A redundant love
A redundant love
The majority of people seemed lost for words this week after
the government's insensitive plan to fork out Rp 26.5 billion
(US$1.7 million) on a retirement home for former president
Soeharto became public knowledge.
The plan was announced by Minister/State Secretary Akbar
Tandjung in the midst of an economic catastrophe. It is worth
noting that the minister is President B.J. Habibie's most
frequent spokesman.
Political observers and some members of the House of
Representatives denounced the decision as inappropriate and said
it was unwise to approve frivolous expenditure at a time when the
government is facing an unprecedented monetary crisis and people
are starving.
This decision must have been felt like a stab in the heart by
the 80 million people living under the poverty line and the
parents of six million children who have failed to enroll in
primary school this year because of the ruinous state of the
economy.
The ugly reality is that the government remained unmoved
despite the outcry and decided that the show must go on. Akbar
said the authorities were aware of the economic crisis, but added
"that shouldn't lessen our appreciation of Pak Harto."
We strongly believe that the decision, regardless of its
legality, is terribly untimely. Soeharto, who lives in a large
bungalow surrounded by his immensely wealthy children in the
first class area of Menteng in Central Jakarta, does not need a
house at this moment in time. Nor is he in financial trouble
because he paid for the construction of the 3,000 square meter
mansion, built on a one hectare site near his museum in East
Jakarta, all by himself.
Only people with a low capability for rational thought believe
that the former president of the most corrupt country in Asia
lives only on his Rp 15 million (US$1,000) monthly pension, as he
himself has repeatedly claimed.
If the government was concerned that Soeharto had spent his
way into trouble by financing the construction of the mansion by
himself then that was a most naive presumption because Soeharto
declined to accept the offer, as Akbar announced yesterday.
Moreover, Soeharto has not yet filed a law suite against
Forbes magazine for repeatedly printing stories accusing him of
amassing stakes in about 3,200 Indonesian companies and a family
fortune worth $4 billion during the 32 years of his despotic
rule. This newfound tolerance is surprising in a man who banned
30 newspapers and magazines when he was in power.
The most likely reason behind the government determination to
pay for Soeharto's mansion was not only to demonstrate its
sincere appreciation of the former head of state but also because
of a superfluous feeling of love held for him by his successor,
who once called him his professor of politics.

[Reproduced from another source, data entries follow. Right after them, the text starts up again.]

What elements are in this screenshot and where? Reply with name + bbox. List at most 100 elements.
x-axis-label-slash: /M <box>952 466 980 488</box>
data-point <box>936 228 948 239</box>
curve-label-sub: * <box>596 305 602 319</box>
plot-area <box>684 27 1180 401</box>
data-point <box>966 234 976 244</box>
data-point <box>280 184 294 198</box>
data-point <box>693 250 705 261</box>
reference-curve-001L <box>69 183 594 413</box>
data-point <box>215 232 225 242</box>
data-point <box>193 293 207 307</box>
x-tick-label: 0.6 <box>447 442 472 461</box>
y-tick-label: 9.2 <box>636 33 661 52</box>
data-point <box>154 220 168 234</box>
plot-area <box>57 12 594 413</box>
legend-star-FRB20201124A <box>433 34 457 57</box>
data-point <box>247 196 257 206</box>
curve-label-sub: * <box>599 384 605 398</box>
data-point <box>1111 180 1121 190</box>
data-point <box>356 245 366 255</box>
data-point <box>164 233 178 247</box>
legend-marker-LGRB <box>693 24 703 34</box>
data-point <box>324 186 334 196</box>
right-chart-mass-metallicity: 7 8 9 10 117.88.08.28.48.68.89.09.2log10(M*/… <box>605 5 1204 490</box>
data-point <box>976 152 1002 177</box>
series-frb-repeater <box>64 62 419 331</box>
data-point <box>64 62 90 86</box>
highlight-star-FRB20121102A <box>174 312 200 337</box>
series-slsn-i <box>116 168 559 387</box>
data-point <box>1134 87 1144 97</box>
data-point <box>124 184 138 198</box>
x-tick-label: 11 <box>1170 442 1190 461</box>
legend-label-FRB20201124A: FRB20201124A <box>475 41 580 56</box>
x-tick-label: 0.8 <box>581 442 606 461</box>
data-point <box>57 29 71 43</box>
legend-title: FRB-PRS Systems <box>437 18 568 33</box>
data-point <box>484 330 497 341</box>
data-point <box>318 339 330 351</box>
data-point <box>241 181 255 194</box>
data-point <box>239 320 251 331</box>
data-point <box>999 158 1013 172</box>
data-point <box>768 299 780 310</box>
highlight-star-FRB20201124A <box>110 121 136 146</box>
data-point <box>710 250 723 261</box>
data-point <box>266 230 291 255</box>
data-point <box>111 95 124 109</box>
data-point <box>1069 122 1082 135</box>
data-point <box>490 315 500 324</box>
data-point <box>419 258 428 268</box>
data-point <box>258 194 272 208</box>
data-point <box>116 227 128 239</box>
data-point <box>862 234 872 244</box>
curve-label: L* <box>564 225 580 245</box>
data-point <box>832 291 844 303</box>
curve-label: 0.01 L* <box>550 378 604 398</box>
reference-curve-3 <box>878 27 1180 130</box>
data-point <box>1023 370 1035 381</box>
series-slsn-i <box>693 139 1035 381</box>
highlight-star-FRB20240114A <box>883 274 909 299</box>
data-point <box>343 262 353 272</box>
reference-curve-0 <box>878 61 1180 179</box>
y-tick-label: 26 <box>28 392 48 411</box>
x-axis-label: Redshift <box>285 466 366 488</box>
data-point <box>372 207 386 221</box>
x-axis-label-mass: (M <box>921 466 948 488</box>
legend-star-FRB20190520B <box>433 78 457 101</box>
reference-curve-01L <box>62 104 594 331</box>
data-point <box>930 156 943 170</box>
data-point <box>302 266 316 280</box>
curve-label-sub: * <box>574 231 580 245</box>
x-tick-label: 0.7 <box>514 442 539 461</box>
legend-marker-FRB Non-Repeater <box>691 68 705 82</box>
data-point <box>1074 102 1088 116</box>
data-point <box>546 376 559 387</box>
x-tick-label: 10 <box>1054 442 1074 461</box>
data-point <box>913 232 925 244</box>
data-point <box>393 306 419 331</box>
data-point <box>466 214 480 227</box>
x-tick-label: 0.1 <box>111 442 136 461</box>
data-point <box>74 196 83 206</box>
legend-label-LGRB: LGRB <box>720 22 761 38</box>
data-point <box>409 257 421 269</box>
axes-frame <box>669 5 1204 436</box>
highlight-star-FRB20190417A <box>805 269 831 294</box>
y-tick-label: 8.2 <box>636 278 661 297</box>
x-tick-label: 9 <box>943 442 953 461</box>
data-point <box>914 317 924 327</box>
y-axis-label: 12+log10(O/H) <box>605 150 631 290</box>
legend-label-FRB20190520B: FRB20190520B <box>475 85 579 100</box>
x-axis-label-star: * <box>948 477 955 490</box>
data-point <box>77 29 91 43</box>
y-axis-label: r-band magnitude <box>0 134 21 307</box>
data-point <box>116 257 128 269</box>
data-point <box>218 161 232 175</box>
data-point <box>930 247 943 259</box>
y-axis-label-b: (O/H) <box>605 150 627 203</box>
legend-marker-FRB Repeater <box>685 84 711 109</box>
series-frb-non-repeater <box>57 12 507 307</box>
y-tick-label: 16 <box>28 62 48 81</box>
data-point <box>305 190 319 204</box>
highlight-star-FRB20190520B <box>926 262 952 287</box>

In the words of former Golkar secretary-general Rachmat
Witoelar, granting Soeharto the money shows that the key decision
makers in the cabinet are still Soeharto loyalists with no sense
of crisis.
So now Indonesians should brace themselves for some more pro-
Soeharto policies, for example a sham probe into Soeharto's
assets -- which are believed to have been illegally accumulated
-- as another token of redundant love.